I love that quote. It should be plastered on billboards around the U.S., with something emphasizing that all parents who have their children to the age of seven DO answer for the man, or woman. They are the ones responsible for how their children turned out. Marinoff points out that
“Indeed, the first seven years of life are critical. A child will be strongly influenced, emotionally and intellectually, by the values and prejudices instilled in him or her during this period. The music they hear at this point in their life remains most faithfully in long-term auditory memory; emotional attachments to religious or mythical beliefs ingrained during this period last a lifetime” (332).
Marinoff has much more to say about education, as do I, but let us leave it here for now. There is much work to be done if we are going to fix education. Are you ready to do something?
4 comments:
At the time I didn't know it, but I think now I was lucky that I did so poorly in high school and thus could only get into a lower-tier college. My professors there did assign the very classics to us that you mention. This was the early 80s, though, so maybe times have changed.
Sadly, they have changed. You were lucky in the fact that the anti-Western postmodern curriculum had not yet trickled down to the lower-tier colleges. Sadly, they have since then.
Hi Dr. T,
I am sorry not to have gotten back to you as promised earlier and I still have much to read of what you have written.
I graduated from high school in 1961, and my following degrees came in 1969, 1976, and 1994--by far the easiest was the latest (in Ed--the first two in English); and I was luckily steeped in the classics from my own family and through my first two degrees.
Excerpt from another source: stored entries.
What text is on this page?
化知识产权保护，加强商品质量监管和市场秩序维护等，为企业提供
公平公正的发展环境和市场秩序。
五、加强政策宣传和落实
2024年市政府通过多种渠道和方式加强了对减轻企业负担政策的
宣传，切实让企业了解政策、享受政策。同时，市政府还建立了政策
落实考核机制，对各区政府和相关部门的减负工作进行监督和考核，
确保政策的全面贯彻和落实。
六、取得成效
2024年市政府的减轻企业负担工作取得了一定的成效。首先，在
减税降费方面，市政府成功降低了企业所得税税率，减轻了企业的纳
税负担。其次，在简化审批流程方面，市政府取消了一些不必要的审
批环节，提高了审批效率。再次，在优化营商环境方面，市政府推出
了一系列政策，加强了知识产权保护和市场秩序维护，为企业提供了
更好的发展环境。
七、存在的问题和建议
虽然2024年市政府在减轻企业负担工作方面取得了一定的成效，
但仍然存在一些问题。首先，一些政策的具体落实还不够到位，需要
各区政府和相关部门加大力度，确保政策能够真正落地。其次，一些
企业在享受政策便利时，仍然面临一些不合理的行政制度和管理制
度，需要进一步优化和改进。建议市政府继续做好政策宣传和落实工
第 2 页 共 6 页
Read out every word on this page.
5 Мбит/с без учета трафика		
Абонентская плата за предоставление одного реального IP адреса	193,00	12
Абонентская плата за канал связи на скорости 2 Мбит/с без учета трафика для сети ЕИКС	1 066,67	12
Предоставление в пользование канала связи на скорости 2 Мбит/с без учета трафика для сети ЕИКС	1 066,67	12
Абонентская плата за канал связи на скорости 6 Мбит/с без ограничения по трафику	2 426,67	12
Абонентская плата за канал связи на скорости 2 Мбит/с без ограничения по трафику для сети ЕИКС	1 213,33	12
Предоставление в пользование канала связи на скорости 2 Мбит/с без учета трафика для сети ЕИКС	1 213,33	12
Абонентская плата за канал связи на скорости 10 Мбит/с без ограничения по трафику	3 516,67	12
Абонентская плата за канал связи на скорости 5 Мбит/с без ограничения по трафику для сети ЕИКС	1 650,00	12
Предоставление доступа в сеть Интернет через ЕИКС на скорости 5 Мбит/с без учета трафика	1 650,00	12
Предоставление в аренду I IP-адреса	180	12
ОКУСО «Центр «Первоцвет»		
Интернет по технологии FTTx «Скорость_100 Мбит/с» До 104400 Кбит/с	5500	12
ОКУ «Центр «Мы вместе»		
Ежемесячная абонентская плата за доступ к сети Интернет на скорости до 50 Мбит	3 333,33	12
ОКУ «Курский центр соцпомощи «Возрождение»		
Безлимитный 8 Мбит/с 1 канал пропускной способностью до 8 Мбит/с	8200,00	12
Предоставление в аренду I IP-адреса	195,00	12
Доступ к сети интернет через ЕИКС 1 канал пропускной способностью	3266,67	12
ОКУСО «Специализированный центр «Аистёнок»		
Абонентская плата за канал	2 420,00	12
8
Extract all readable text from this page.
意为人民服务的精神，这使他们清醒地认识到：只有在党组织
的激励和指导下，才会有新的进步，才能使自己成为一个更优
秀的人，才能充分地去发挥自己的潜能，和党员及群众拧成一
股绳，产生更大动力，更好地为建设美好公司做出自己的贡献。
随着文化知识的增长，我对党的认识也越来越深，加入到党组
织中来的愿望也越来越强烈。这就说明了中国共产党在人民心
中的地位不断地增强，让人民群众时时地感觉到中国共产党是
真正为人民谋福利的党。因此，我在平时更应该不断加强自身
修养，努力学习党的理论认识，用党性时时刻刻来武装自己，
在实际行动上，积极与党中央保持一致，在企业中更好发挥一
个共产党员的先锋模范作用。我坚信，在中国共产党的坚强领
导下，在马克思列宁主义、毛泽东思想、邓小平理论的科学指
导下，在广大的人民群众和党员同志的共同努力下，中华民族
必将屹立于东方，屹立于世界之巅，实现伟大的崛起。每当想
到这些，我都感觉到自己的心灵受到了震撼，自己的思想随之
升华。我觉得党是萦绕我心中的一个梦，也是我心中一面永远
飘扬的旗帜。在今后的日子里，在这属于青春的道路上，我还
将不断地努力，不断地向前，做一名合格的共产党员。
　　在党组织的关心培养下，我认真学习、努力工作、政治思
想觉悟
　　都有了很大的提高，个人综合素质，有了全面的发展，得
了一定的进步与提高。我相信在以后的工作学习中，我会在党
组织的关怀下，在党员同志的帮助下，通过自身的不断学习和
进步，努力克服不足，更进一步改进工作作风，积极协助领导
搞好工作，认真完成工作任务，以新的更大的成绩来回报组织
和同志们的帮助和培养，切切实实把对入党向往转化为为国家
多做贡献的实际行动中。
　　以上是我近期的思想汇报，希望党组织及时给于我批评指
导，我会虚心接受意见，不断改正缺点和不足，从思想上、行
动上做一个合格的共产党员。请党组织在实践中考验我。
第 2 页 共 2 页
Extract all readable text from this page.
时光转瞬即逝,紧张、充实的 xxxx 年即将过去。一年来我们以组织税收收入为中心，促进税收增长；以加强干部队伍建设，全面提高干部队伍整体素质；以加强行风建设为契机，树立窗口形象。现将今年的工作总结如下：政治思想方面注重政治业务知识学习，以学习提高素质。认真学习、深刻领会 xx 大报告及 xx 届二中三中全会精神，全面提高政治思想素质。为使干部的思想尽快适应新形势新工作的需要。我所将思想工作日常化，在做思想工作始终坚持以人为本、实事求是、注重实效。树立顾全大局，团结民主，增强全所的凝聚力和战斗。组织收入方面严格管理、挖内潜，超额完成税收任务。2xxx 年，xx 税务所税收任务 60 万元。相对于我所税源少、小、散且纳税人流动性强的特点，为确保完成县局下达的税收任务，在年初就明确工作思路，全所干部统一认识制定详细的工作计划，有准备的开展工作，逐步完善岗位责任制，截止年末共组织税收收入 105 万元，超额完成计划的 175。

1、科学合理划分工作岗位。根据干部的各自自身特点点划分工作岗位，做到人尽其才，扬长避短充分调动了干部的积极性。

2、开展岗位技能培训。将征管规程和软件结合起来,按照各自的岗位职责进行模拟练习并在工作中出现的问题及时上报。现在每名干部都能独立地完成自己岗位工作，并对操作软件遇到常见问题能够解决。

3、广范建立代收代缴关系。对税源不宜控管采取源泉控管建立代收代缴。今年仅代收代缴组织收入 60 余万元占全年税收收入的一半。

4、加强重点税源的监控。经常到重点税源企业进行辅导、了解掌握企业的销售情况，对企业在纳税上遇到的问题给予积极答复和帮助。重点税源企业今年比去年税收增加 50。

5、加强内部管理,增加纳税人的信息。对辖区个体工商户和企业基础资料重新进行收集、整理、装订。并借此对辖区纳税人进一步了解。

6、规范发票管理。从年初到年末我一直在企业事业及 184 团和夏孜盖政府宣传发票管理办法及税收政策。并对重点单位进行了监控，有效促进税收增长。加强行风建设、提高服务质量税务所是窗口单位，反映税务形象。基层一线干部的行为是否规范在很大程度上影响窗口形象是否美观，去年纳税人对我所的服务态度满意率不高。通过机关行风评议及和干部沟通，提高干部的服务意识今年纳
I am working on writing a future-looking Doing Dewey in the 21st century, so your ideas on education are very interesting to me. Have you read Fred Turner's Design for a New Academy? (Harper's, 1986)Do so!--maybe he told you all about it in class. How lucky you were to have run into him (I can say the same for myself). Self esteem cannot be "taught". It is the result of have done something you are proud of. In an atmosphere where ALL are "special" how can one know when to be proud of one's self? Alas, it's pathetic, the torpid apathy abounding in our schools--so sad for the inmates. Luckily, we have the FUTURE--and it's upon us. Go on, good knight, to battle! You write well!
Thank you, Mary, for the encouragement. I have read most of what Fred has written, and I have read that particular essay twice already. I was very lucky to have had Fred for classes and on my dissertation committee. He even came to my wedding. He's a wonderful man, aside from being a genius and a strong influence on me.